Alor-Pantar

Family Overview

The Alor-Pantar languages are a group of at least 20 non-Austronesian (“Papuan”) languages spoken on the islands Alor and Pantar in eastern Indonesia. The Alor-Pantar languages form part of the Timor-Alor-Pantar family, which also includes the Papuan languages of Timor. The languages have small speaker numbers, 5000 on average, and are under pressure from the local Malay variety as well as the national language, Indonesian. Before the start of this project the theoretical linguistic community was largely unaware of these languages.

Until very recently historical linguists assumed that the Timor-Alor-Pantar languages were related to other Papuan languages 800 or more kilometres away. Newest research has found that there is not enough evidence to confirm such genealogical relationships. The Timor-Alor-Pantar languages are a family-level isolate.

Typologically, the Alor-Pantar languages are interesting because all of them have one or more sets of verb affixes which are used to encode event participants.

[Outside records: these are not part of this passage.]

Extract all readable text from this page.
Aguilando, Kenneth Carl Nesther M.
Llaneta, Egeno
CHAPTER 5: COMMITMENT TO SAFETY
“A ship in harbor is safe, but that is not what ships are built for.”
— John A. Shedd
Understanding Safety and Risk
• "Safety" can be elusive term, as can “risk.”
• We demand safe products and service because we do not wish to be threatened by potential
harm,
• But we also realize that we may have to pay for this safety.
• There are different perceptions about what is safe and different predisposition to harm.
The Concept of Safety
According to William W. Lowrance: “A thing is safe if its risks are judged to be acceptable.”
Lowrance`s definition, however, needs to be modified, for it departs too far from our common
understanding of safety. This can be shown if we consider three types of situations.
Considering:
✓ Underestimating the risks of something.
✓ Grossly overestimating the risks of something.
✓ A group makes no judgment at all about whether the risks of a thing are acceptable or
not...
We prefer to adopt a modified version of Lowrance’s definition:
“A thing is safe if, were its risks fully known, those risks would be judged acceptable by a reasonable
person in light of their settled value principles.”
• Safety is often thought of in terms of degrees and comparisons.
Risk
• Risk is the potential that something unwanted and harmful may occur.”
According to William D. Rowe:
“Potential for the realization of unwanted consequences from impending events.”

While the forms of these affixes are very similar across all Alor-Pantar languages, the way the affixes are employed in the grammar of individual languages and the semantic factors of animacy, volitionality and affectedness, which impact on their use are widely different.

Dr Sebastian Fedden, the researcher on this project, investigated the grammatical encoding of participants in the Alor-Pantar languages, particularly in Teiwa, Adang, Kamang and Abui, using text corpora and structured elicitation in the field, and he developing a set of video stimuli specially designed for the investigation of participant encoding which were used in the field.